Thomas Schetting et Gul de Boa : une belle complémentarité d'intention

29 Mars 2016 , Rédigé par François Vicaire

Thomas Schetting et Gul de Boa : une belle complémentarité d'intention

Dans un capharnaüm maîtrisé, deux personnages hauts en couleur et, tout au moins pour l'un d'eux fort en gueule, évoluent au milieu des souvenirs de l'un et les réminiscences musicales de l'autre.

Thomas Schetting et Gul de Boa sont deux complices, deux natures qui se rejoignent et se complètent et qui, avec ce spectacle qui leur ressemble comme deux gorgées de bière, et qu'ils présentaient au « P'tit Ouest », donnent libre cours à une parole qui ne s'embarrasse pas de périphrases.

Tout fonctionne – et parfaitement bien – autour des textes de Thomas Schetting. En fait de textes, ce sont des aphorismes, des réflexions, des idées jetées sur une trame tissée à grands traits et qui déroulent leur cheminement parfois cahotique en suivant les idées fixes d'une nature éprise d'indépendance.

Mais il ne faut pas s'y tromper. Schetting ne parle pas à tort et à travers et s'il soliloque sur tout ce n'est jamais pour rien.

Derrière le propos volontiers iconoclaste qui lui permet d'enfoncer des portes qu'il laissent grandes ouvertes pour faire entrer le souffle d'une grande liberté de pensée, il suit une logique qui s'élabore autour de propos très intelligemment menés.

C'est un monologue souvent drôle, parfois émouvant, toujours juste et totalement sincère dans lequel le comédien se libère dans une suite de variations sur la vie et sur le monde.

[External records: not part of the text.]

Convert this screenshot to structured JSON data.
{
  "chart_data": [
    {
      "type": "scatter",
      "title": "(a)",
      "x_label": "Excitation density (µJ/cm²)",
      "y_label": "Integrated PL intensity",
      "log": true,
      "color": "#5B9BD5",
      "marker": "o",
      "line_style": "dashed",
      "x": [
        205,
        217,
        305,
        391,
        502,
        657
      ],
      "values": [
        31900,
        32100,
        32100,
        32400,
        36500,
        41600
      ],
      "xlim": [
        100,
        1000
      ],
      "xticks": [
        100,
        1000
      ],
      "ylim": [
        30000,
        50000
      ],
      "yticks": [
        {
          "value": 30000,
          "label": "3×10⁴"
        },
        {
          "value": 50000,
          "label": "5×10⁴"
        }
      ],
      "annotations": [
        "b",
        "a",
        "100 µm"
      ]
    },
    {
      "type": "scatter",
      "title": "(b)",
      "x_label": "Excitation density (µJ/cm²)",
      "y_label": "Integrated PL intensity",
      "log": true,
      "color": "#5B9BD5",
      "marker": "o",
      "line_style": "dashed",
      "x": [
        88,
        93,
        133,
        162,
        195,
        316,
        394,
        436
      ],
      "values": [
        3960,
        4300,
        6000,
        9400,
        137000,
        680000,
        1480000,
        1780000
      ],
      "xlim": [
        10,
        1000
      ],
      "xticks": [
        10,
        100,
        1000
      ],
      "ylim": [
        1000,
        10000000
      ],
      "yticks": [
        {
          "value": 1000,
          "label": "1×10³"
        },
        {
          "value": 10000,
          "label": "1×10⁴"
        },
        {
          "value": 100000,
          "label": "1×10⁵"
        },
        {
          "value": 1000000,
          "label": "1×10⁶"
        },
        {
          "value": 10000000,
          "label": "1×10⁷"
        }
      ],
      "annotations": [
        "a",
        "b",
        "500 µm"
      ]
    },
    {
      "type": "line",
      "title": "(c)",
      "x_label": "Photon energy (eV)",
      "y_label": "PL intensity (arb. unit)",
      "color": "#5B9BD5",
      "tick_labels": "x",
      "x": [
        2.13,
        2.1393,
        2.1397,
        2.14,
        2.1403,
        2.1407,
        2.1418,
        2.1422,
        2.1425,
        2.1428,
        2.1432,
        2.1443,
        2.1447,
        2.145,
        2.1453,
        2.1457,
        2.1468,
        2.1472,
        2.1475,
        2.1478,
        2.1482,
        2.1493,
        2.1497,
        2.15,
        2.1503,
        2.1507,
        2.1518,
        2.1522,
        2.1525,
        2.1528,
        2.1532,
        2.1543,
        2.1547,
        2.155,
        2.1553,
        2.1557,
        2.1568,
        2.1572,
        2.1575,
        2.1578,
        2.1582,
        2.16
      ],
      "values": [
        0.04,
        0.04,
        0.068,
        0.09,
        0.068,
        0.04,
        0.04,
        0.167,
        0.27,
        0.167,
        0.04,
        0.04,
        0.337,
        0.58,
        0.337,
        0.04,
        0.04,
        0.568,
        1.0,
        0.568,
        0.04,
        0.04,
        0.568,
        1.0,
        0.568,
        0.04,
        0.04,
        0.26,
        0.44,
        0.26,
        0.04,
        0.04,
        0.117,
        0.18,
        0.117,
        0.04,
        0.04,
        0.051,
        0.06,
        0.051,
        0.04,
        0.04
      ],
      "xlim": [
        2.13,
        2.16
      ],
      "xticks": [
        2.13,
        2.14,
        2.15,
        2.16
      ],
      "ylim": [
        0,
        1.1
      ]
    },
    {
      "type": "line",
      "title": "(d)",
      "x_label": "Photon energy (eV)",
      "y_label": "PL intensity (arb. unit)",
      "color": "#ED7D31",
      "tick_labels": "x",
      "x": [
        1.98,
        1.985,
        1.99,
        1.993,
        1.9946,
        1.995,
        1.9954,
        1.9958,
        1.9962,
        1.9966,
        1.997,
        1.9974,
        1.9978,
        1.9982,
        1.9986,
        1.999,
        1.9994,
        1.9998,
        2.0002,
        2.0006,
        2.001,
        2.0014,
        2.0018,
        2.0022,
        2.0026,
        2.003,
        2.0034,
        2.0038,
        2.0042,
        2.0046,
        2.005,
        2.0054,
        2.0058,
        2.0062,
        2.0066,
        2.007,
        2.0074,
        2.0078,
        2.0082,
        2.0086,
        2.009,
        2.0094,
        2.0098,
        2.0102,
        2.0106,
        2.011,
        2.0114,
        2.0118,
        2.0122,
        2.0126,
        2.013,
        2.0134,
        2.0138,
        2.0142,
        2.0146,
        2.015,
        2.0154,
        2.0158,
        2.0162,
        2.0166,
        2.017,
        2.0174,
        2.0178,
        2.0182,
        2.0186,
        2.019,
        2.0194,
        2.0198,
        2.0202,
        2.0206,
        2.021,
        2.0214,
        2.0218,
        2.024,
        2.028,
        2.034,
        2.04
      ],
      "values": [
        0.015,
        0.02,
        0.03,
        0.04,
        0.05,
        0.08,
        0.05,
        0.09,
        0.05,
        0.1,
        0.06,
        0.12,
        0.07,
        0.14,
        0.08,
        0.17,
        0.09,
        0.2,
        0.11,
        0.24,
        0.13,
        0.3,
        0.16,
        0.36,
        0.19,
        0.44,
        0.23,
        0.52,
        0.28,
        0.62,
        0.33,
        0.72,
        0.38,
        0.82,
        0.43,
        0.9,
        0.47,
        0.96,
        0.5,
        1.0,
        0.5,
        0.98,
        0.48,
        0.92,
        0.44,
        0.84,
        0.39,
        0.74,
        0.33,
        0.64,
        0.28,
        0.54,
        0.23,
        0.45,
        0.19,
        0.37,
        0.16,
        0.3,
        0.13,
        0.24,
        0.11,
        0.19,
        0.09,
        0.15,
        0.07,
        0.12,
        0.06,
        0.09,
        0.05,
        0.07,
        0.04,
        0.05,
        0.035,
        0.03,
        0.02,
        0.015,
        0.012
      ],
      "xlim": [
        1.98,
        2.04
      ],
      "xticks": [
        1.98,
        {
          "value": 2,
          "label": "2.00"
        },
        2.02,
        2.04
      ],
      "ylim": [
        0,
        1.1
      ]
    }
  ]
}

Et cette somme de réflexions pourrait donner l'impression de partir dans tous les sens si, au bout du compte, cette logique apparemment improbable ne se révélait pas soigneusement contrôlée.

Au milieu de souvenirs qui surgissent et qui sont catapultés comme des urgences, cette étonnante digression aborde tous les problèmes : l'amour, le monde, les femmes, la politique, la solitude, la tendresse.

Schetting est un poète. Il chante, il crie, il exulte. Il éructe parfois et on sent bien chez lui cette nécessité de dire les choses avant qu'elles ne s'enfuient. C'est un bel exercice d'introspection et un excellent travail de comédien.

En contre-point – on devrait dire en contre-chant – il y a Gul de Boa.

Sa participation physique et musicale ponctue, souligne et apporte au texte une couleur qu'il enrobe d'improvisations, elle aussi contrôlées. Un petit regret vient qu'il n'interprète qu'une seule chanson mais le texte est priordial et la musique le suit et le commente. Avec Thomas Schhetting, elle forme un tout qui se complète parfaitement. Il y a entre ces deux compères une entente, une complicité d'intentions permanente qui fait que ce spectacle qui s'appelle « Du coq à lames » pourrait grâce à cette parfaite complémentarité dans l'échange devenir « Du troc à l'âme ».